Compared to both the composition-adjusted AHE data for production and non-supervisory workers and the unsmoothed Atlanta Fed wage tracker into August, annual wage growth rates still outpace the 2.5% pace consistent with 2% PCE inflation in the medium term (green line in the above chart). In fact, wage growth also runs above the wage growth pace consistent with “Main Street” near-term inflation expectations (blue line in the chart above).
November Rate Cut
After the conclusion of the September FOMC meeting the Fed clearly signaled that the 50bps rate cut following that meeting was nothing more than a recalibration move, and that it would ease policy rates at more moderate pace beyond that meeting. This was based on the notion that the U.S. economy was on a moderate growth path with a labor market cooling towards a steady state with unemployment rates in the low 4% range and inflation that continues to ease back towards 2% over time. Today’s data was too noisy to corroborate whether the Fed’s view on the labor market, with unemployment rates seemingly stabilizing in the 4%-4.2% range., still holds or not.
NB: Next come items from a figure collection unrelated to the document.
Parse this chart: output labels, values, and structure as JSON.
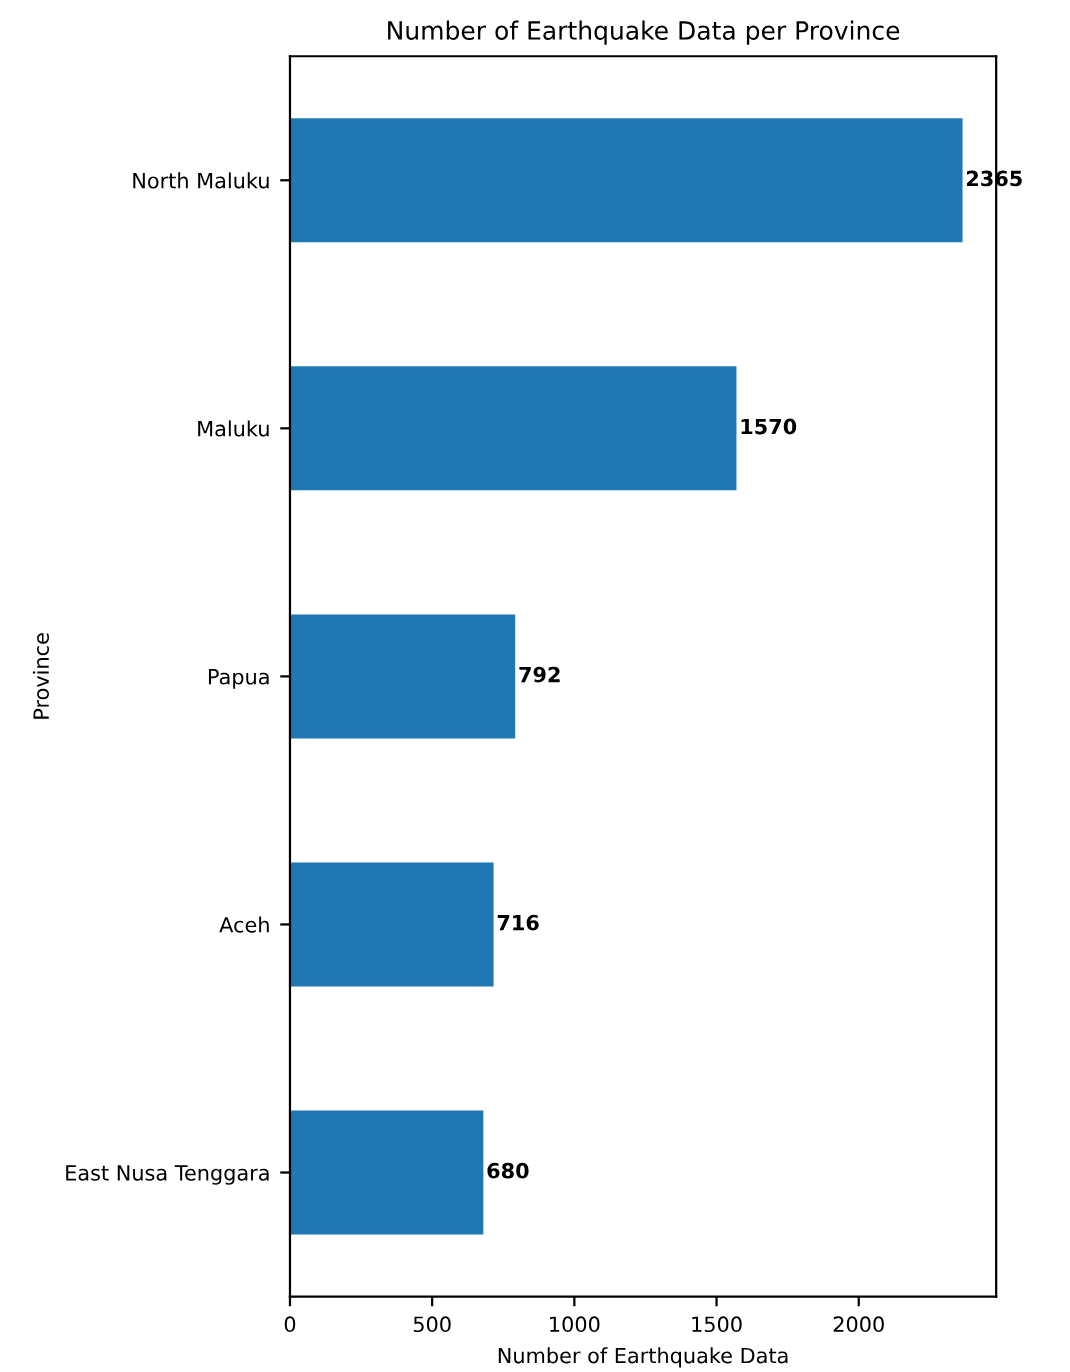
{
  "chart_data": {
    "type": "bar",
    "orientation": "horizontal",
    "title": "Number of Earthquake Data per Province",
    "xlabel": "Number of Earthquake Data",
    "ylabel": "Province",
    "categories": [
      "North Maluku",
      "Maluku",
      "Papua",
      "Aceh",
      "East Nusa Tenggara"
    ],
    "series": [
      {
        "color": "#1f77b4",
        "values": [
          2365,
          1570,
          792,
          716,
          680
        ]
      }
    ],
    "xlim": [
      0,
      2483.25
    ],
    "xticks": [
      0,
      500,
      1000,
      1500,
      2000
    ],
    "data_labels": true,
    "grid": false,
    "legend": false
  }
}
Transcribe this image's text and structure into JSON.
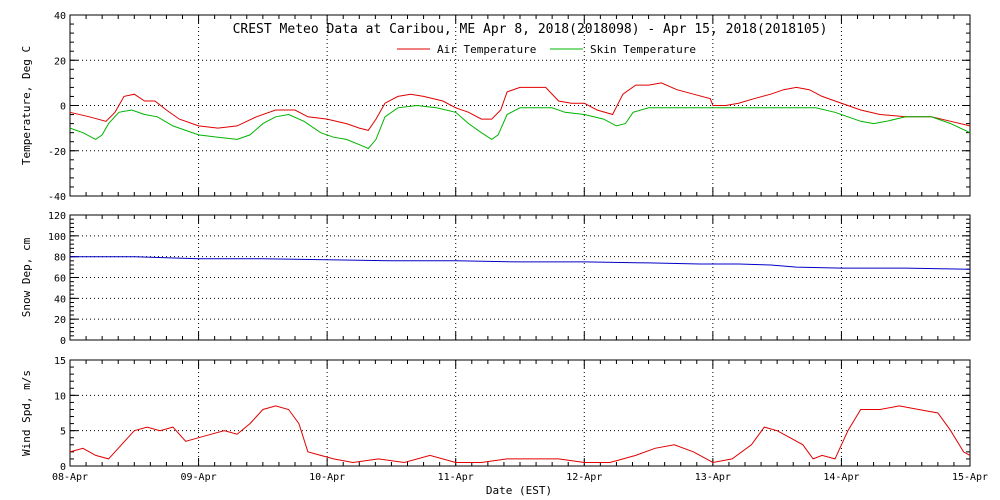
{
  "chart_data": {
    "type": "line",
    "title": "CREST Meteo Data at Caribou, ME   Apr  8, 2018(2018098) - Apr 15, 2018(2018105)",
    "xlabel": "Date (EST)",
    "x_ticks": [
      "08-Apr",
      "09-Apr",
      "10-Apr",
      "11-Apr",
      "12-Apr",
      "13-Apr",
      "14-Apr",
      "15-Apr"
    ],
    "xlim_days": [
      0,
      7
    ],
    "grid": true,
    "legend_placement": "top-center",
    "panels": [
      {
        "ylabel": "Temperature, Deg C",
        "ylim": [
          -40,
          40
        ],
        "yticks": [
          -40,
          -20,
          0,
          20,
          40
        ],
        "series": [
          {
            "name": "Air Temperature",
            "color": "#e00000",
            "points": [
              [
                0,
                -3
              ],
              [
                0.15,
                -5
              ],
              [
                0.28,
                -7
              ],
              [
                0.35,
                -3
              ],
              [
                0.42,
                4
              ],
              [
                0.5,
                5
              ],
              [
                0.58,
                2
              ],
              [
                0.66,
                2
              ],
              [
                0.75,
                -2
              ],
              [
                0.85,
                -6
              ],
              [
                1.0,
                -9
              ],
              [
                1.15,
                -10
              ],
              [
                1.3,
                -9
              ],
              [
                1.45,
                -5
              ],
              [
                1.6,
                -2
              ],
              [
                1.75,
                -2
              ],
              [
                1.85,
                -5
              ],
              [
                2.0,
                -6
              ],
              [
                2.15,
                -8
              ],
              [
                2.25,
                -10
              ],
              [
                2.32,
                -11
              ],
              [
                2.38,
                -6
              ],
              [
                2.45,
                1
              ],
              [
                2.55,
                4
              ],
              [
                2.65,
                5
              ],
              [
                2.75,
                4
              ],
              [
                2.9,
                2
              ],
              [
                3.0,
                -1
              ],
              [
                3.1,
                -3
              ],
              [
                3.2,
                -6
              ],
              [
                3.28,
                -6
              ],
              [
                3.35,
                -2
              ],
              [
                3.4,
                6
              ],
              [
                3.5,
                8
              ],
              [
                3.6,
                8
              ],
              [
                3.7,
                8
              ],
              [
                3.8,
                2
              ],
              [
                3.9,
                1
              ],
              [
                4.0,
                1
              ],
              [
                4.1,
                -2
              ],
              [
                4.22,
                -4
              ],
              [
                4.3,
                5
              ],
              [
                4.4,
                9
              ],
              [
                4.5,
                9
              ],
              [
                4.6,
                10
              ],
              [
                4.72,
                7
              ],
              [
                4.85,
                5
              ],
              [
                4.98,
                3
              ],
              [
                5.0,
                0
              ],
              [
                5.1,
                0
              ],
              [
                5.2,
                1
              ],
              [
                5.32,
                3
              ],
              [
                5.45,
                5
              ],
              [
                5.55,
                7
              ],
              [
                5.65,
                8
              ],
              [
                5.75,
                7
              ],
              [
                5.85,
                4
              ],
              [
                5.95,
                2
              ],
              [
                6.05,
                0
              ],
              [
                6.15,
                -2
              ],
              [
                6.3,
                -4
              ],
              [
                6.5,
                -5
              ],
              [
                6.7,
                -5
              ],
              [
                6.85,
                -7
              ],
              [
                7.0,
                -9
              ]
            ]
          },
          {
            "name": "Skin Temperature",
            "color": "#00b400",
            "points": [
              [
                0,
                -10
              ],
              [
                0.1,
                -12
              ],
              [
                0.2,
                -15
              ],
              [
                0.25,
                -13
              ],
              [
                0.3,
                -8
              ],
              [
                0.38,
                -3
              ],
              [
                0.48,
                -2
              ],
              [
                0.58,
                -4
              ],
              [
                0.68,
                -5
              ],
              [
                0.8,
                -9
              ],
              [
                0.9,
                -11
              ],
              [
                1.0,
                -13
              ],
              [
                1.15,
                -14
              ],
              [
                1.3,
                -15
              ],
              [
                1.4,
                -13
              ],
              [
                1.5,
                -8
              ],
              [
                1.6,
                -5
              ],
              [
                1.7,
                -4
              ],
              [
                1.82,
                -7
              ],
              [
                1.95,
                -12
              ],
              [
                2.05,
                -14
              ],
              [
                2.15,
                -15
              ],
              [
                2.28,
                -18
              ],
              [
                2.32,
                -19
              ],
              [
                2.38,
                -15
              ],
              [
                2.45,
                -5
              ],
              [
                2.55,
                -1
              ],
              [
                2.7,
                0
              ],
              [
                2.85,
                -1
              ],
              [
                3.0,
                -3
              ],
              [
                3.1,
                -8
              ],
              [
                3.2,
                -12
              ],
              [
                3.28,
                -15
              ],
              [
                3.33,
                -13
              ],
              [
                3.4,
                -4
              ],
              [
                3.5,
                -1
              ],
              [
                3.6,
                -1
              ],
              [
                3.75,
                -1
              ],
              [
                3.85,
                -3
              ],
              [
                4.0,
                -4
              ],
              [
                4.15,
                -6
              ],
              [
                4.25,
                -9
              ],
              [
                4.32,
                -8
              ],
              [
                4.38,
                -3
              ],
              [
                4.5,
                -1
              ],
              [
                4.7,
                -1
              ],
              [
                4.85,
                -1
              ],
              [
                5.0,
                -1
              ],
              [
                5.2,
                -1
              ],
              [
                5.4,
                -1
              ],
              [
                5.6,
                -1
              ],
              [
                5.8,
                -1
              ],
              [
                5.95,
                -3
              ],
              [
                6.05,
                -5
              ],
              [
                6.15,
                -7
              ],
              [
                6.25,
                -8
              ],
              [
                6.35,
                -7
              ],
              [
                6.5,
                -5
              ],
              [
                6.7,
                -5
              ],
              [
                6.85,
                -8
              ],
              [
                7.0,
                -12
              ]
            ]
          }
        ]
      },
      {
        "ylabel": "Snow Dep, cm",
        "ylim": [
          0,
          120
        ],
        "yticks": [
          0,
          20,
          40,
          60,
          80,
          100,
          120
        ],
        "series": [
          {
            "name": "Snow Depth",
            "color": "#0000c8",
            "points": [
              [
                0,
                80
              ],
              [
                0.5,
                80
              ],
              [
                1.0,
                78
              ],
              [
                1.5,
                78
              ],
              [
                2.0,
                77
              ],
              [
                2.5,
                76
              ],
              [
                3.0,
                76
              ],
              [
                3.5,
                75
              ],
              [
                4.0,
                75
              ],
              [
                4.5,
                74
              ],
              [
                4.9,
                73
              ],
              [
                5.2,
                73
              ],
              [
                5.45,
                72
              ],
              [
                5.65,
                70
              ],
              [
                6.0,
                69
              ],
              [
                6.5,
                69
              ],
              [
                7.0,
                68
              ]
            ]
          }
        ]
      },
      {
        "ylabel": "Wind Spd, m/s",
        "ylim": [
          0,
          15
        ],
        "yticks": [
          0,
          5,
          10,
          15
        ],
        "series": [
          {
            "name": "Wind Speed",
            "color": "#e00000",
            "points": [
              [
                0,
                2
              ],
              [
                0.1,
                2.5
              ],
              [
                0.2,
                1.5
              ],
              [
                0.3,
                1
              ],
              [
                0.4,
                3
              ],
              [
                0.5,
                5
              ],
              [
                0.6,
                5.5
              ],
              [
                0.7,
                5
              ],
              [
                0.8,
                5.5
              ],
              [
                0.9,
                3.5
              ],
              [
                1.0,
                4
              ],
              [
                1.1,
                4.5
              ],
              [
                1.2,
                5
              ],
              [
                1.3,
                4.5
              ],
              [
                1.4,
                6
              ],
              [
                1.5,
                8
              ],
              [
                1.6,
                8.5
              ],
              [
                1.7,
                8
              ],
              [
                1.78,
                6
              ],
              [
                1.85,
                2
              ],
              [
                1.95,
                1.5
              ],
              [
                2.05,
                1
              ],
              [
                2.2,
                0.5
              ],
              [
                2.4,
                1
              ],
              [
                2.6,
                0.5
              ],
              [
                2.8,
                1.5
              ],
              [
                3.0,
                0.5
              ],
              [
                3.2,
                0.5
              ],
              [
                3.4,
                1
              ],
              [
                3.6,
                1
              ],
              [
                3.8,
                1
              ],
              [
                4.0,
                0.5
              ],
              [
                4.2,
                0.5
              ],
              [
                4.4,
                1.5
              ],
              [
                4.55,
                2.5
              ],
              [
                4.7,
                3
              ],
              [
                4.85,
                2
              ],
              [
                5.0,
                0.5
              ],
              [
                5.15,
                1
              ],
              [
                5.3,
                3
              ],
              [
                5.4,
                5.5
              ],
              [
                5.5,
                5
              ],
              [
                5.6,
                4
              ],
              [
                5.7,
                3
              ],
              [
                5.78,
                1
              ],
              [
                5.85,
                1.5
              ],
              [
                5.95,
                1
              ],
              [
                6.05,
                5
              ],
              [
                6.15,
                8
              ],
              [
                6.3,
                8
              ],
              [
                6.45,
                8.5
              ],
              [
                6.6,
                8
              ],
              [
                6.75,
                7.5
              ],
              [
                6.85,
                5
              ],
              [
                6.95,
                2
              ],
              [
                7.0,
                1.5
              ]
            ]
          }
        ]
      }
    ]
  }
}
I expect a 25bps rate cut at the November FOMC meeting and likely a similar rate cut at the December FOMC meeting. However, employment growth needs to pick up over the remainder of this year in order for it to be in line with the Fed’s own view. Furthermore, with wage growth momentum remaining stubbornly elevated as well as a pick-up in underlying inflation momentum and household spending growth there’s a lot of uncertainty with regards to the policy rate outlook going into 2025.
As per the BLS October jobs report: “A larger influence on the October collection rate for establishment data was the timing and length of the collection period. This period, which can range from 10 to 16 days, lasted 10 days in October and was completed several days before the end of the month.”
Given this calculation, the job-finding rate will run up to September utilizing data on (short-term) unemployment for October.
As the calculation of the job-separation rate depends also on (short-term) unemployment for October, we cannot go beyond September.